Apply your second serving of rose food which will continue to support natural growth into the autumn. You will want to continue watering, as well as pest and disease control. Continue to watch for and remove recently developed suckers and any diseased leaves.

By late summer growth has slowed down considerably, so what season do roses grow concerns will require less maintenance, and you will only need to do light precautionary control and remove diseased leaves. Continue watering and training the climbers and rambler varieties.

In early autumn some may be still blooming, but you will notice the ceasing of massive amounts of new blooms. Keep up pest and disease control and minimum watering. Rose hips have now been fully formed and some rose varieties will begin to show their magnificent autumn colors.

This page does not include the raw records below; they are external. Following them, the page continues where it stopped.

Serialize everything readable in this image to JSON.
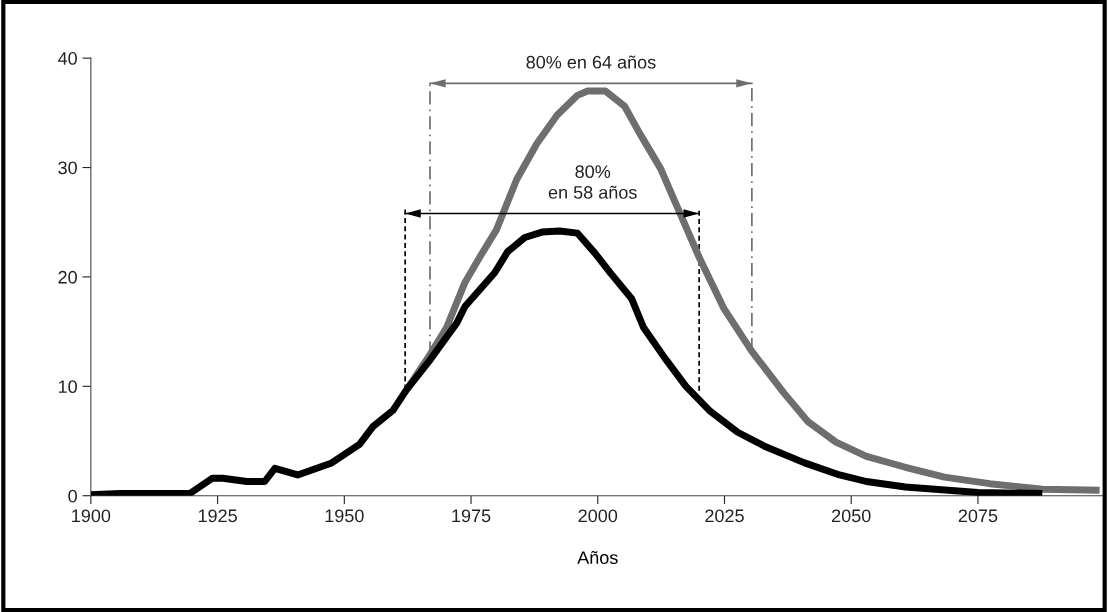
{
  "chart_data": {
    "type": "line",
    "xlabel": "Años",
    "xlim": [
      1900,
      2100
    ],
    "xticks": [
      1900,
      1925,
      1950,
      1975,
      2000,
      2025,
      2050,
      2075,
      {
        "value": 2100,
        "label": null
      }
    ],
    "ylim": [
      0,
      40
    ],
    "yticks": [
      0,
      10,
      20,
      30,
      40
    ],
    "grid": false,
    "legend": false,
    "series": [
      {
        "color": "#6e6e6e",
        "x": [
          1962.3,
          1966.9,
          1970.2,
          1973.8,
          1976.7,
          1980,
          1984,
          1988,
          1992,
          1996,
          1998,
          2001.5,
          2005.3,
          2008.3,
          2012.4,
          2015.2,
          2020,
          2024.9,
          2030.4,
          2036.7,
          2041.4,
          2047,
          2053,
          2060.7,
          2068.4,
          2077.3,
          2087.7,
          2099
        ],
        "values": [
          9.7,
          12.9,
          15.4,
          19.5,
          21.8,
          24.3,
          28.9,
          32.2,
          34.8,
          36.6,
          37.0,
          37.0,
          35.6,
          33.1,
          29.9,
          26.9,
          21.8,
          17.1,
          13.2,
          9.4,
          6.8,
          4.9,
          3.6,
          2.6,
          1.7,
          1.1,
          0.6,
          0.5
        ]
      },
      {
        "color": "#000000",
        "x": [
          1900,
          1905.7,
          1919.5,
          1924,
          1926,
          1930.8,
          1934.3,
          1936.3,
          1940.8,
          1947.5,
          1953,
          1955.6,
          1959.6,
          1962.3,
          1966.9,
          1972.2,
          1973.8,
          1979.7,
          1982.2,
          1985.6,
          1989,
          1992.5,
          1996,
          1999.4,
          2002.6,
          2006.7,
          2009,
          2013.2,
          2017.4,
          2022,
          2027.6,
          2033,
          2040.8,
          2047.7,
          2053,
          2060.7,
          2075,
          2087.7
        ],
        "values": [
          0.1,
          0.2,
          0.2,
          1.6,
          1.6,
          1.3,
          1.3,
          2.5,
          1.9,
          3.0,
          4.7,
          6.3,
          7.8,
          9.7,
          12.4,
          15.8,
          17.3,
          20.4,
          22.3,
          23.6,
          24.1,
          24.2,
          24.0,
          22.2,
          20.3,
          18.0,
          15.4,
          12.6,
          10.0,
          7.8,
          5.8,
          4.5,
          3.0,
          1.9,
          1.3,
          0.8,
          0.3,
          0.2
        ]
      },
      {
        "color": "#6e6e6e",
        "x": [
          1966.9,
          1966.9
        ],
        "values": [
          12.9,
          37.7
        ],
        "line_style": "dashdot"
      },
      {
        "color": "#6e6e6e",
        "x": [
          2030.4,
          2030.4
        ],
        "values": [
          13.2,
          37.7
        ],
        "line_style": "dashdot"
      },
      {
        "color": "#000000",
        "x": [
          1962,
          1962
        ],
        "values": [
          9.7,
          26.2
        ],
        "line_style": "dashed"
      },
      {
        "color": "#000000",
        "x": [
          2020,
          2020
        ],
        "values": [
          9.6,
          26.2
        ],
        "line_style": "dashed"
      },
      {
        "color": "#6e6e6e",
        "x": [
          1966.9,
          2030.4
        ],
        "values": [
          37.7,
          37.7
        ],
        "line_style": "solid"
      },
      {
        "color": "#000000",
        "x": [
          1962,
          2020
        ],
        "values": [
          25.8,
          25.8
        ],
        "line_style": "solid"
      }
    ],
    "annotations": [
      "80% en 64 años",
      "80%\nen 58 años"
    ]
  }
}
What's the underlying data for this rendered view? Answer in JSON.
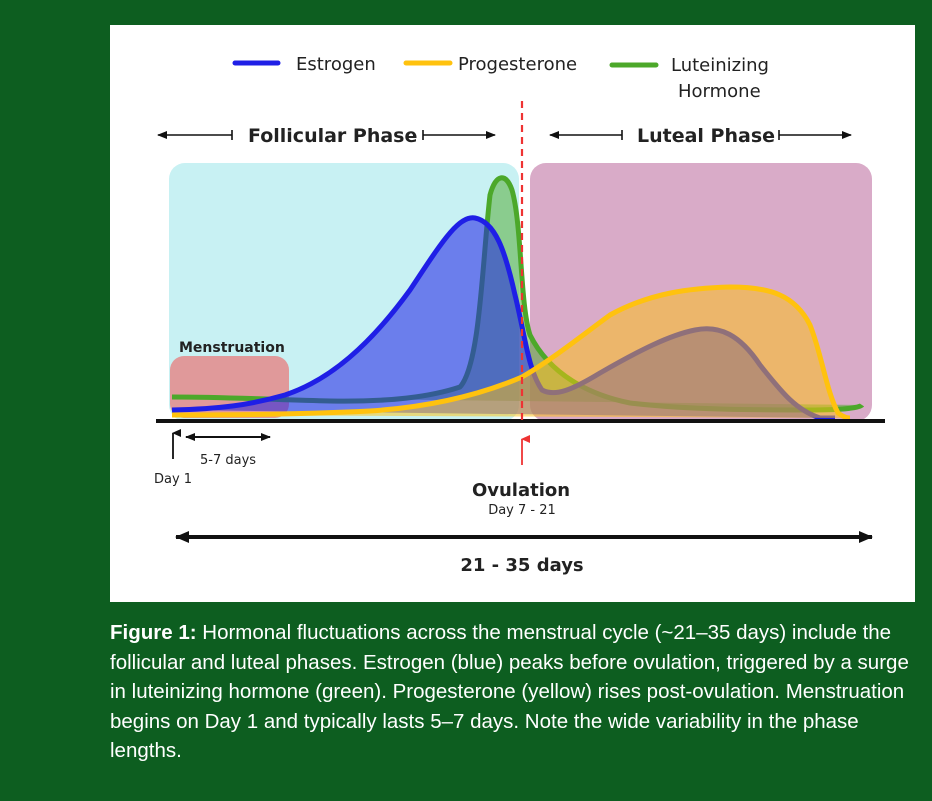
{
  "legend": [
    {
      "name": "Estrogen",
      "color": "#1f1fe6"
    },
    {
      "name": "Progesterone",
      "color": "#ffc20e"
    },
    {
      "name": "Luteinizing Hormone",
      "line1": "Luteinizing",
      "line2": "Hormone",
      "color": "#4ca82a"
    }
  ],
  "phases": {
    "follicular": "Follicular Phase",
    "luteal": "Luteal Phase",
    "follicular_color": "#c8f1f3",
    "luteal_color": "#d9abc8"
  },
  "menstruation": {
    "label": "Menstruation",
    "duration": "5-7 days",
    "start": "Day 1",
    "color": "#e48a8a"
  },
  "ovulation": {
    "label": "Ovulation",
    "range": "Day 7 - 21",
    "color": "#ee3333"
  },
  "cycle_length": "21 - 35 days",
  "caption": {
    "label": "Figure 1:",
    "text": " Hormonal fluctuations across the menstrual cycle (~21–35 days) include the follicular and luteal phases. Estrogen (blue) peaks before ovulation, triggered by a surge in luteinizing hormone (green). Progesterone (yellow) rises post-ovulation. Menstruation begins on Day 1 and typically lasts 5–7 days. Note the wide variability in the phase lengths."
  },
  "colors": {
    "background": "#0d5e20",
    "panel": "#ffffff"
  }
}
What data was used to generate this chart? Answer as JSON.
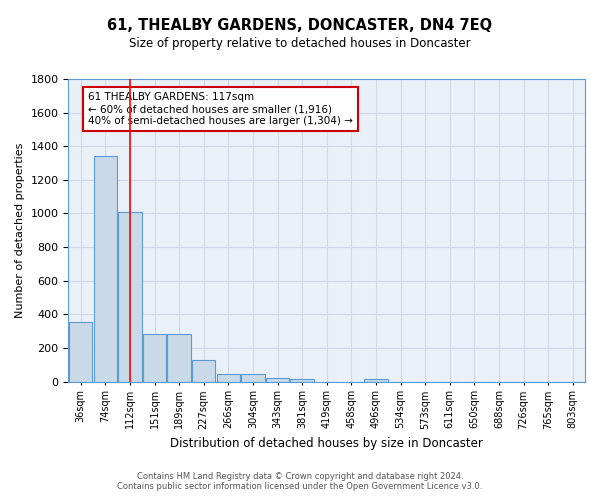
{
  "title": "61, THEALBY GARDENS, DONCASTER, DN4 7EQ",
  "subtitle": "Size of property relative to detached houses in Doncaster",
  "xlabel": "Distribution of detached houses by size in Doncaster",
  "ylabel": "Number of detached properties",
  "categories": [
    "36sqm",
    "74sqm",
    "112sqm",
    "151sqm",
    "189sqm",
    "227sqm",
    "266sqm",
    "304sqm",
    "343sqm",
    "381sqm",
    "419sqm",
    "458sqm",
    "496sqm",
    "534sqm",
    "573sqm",
    "611sqm",
    "650sqm",
    "688sqm",
    "726sqm",
    "765sqm",
    "803sqm"
  ],
  "values": [
    355,
    1340,
    1010,
    285,
    280,
    130,
    43,
    43,
    20,
    18,
    0,
    0,
    18,
    0,
    0,
    0,
    0,
    0,
    0,
    0,
    0
  ],
  "bar_color": "#c9d9e8",
  "bar_edge_color": "#5b9bd5",
  "grid_color": "#d0d8e8",
  "background_color": "#eaf0f8",
  "red_line_x": 2,
  "annotation_text": "61 THEALBY GARDENS: 117sqm\n← 60% of detached houses are smaller (1,916)\n40% of semi-detached houses are larger (1,304) →",
  "annotation_box_color": "#ffffff",
  "annotation_box_edge": "#cc0000",
  "ylim": [
    0,
    1800
  ],
  "yticks": [
    0,
    200,
    400,
    600,
    800,
    1000,
    1200,
    1400,
    1600,
    1800
  ],
  "footer_line1": "Contains HM Land Registry data © Crown copyright and database right 2024.",
  "footer_line2": "Contains public sector information licensed under the Open Government Licence v3.0."
}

By mid autumn your rose plants are almost ready for their dormant period. Cut down on watering but continue controlling disease. Rake the fallen leaves up, and destroy them because they may contain disease spores. After the flowering has completed in the autumn, tidy up the rose bushes by trimming them back a little. Make sure to remove any long sections of stems above where the buds were, because there will not be any new growth in that area, and will eventually die back to the next node below, and is vulnerable to becoming diseased. This pruning will also help to keep your rose plants from being damaged by strong winter winds.

Once they are fully dormant, your responsibilities will include taking hardwood cuttings, moving and transplanting mature roses which can be done at any point before early spring when their growth cycle begins again. You also may want to apply winter washes to help prevent disease spores and blackspot over the wintering period. Take steps to protect tender varieties from the winter frost.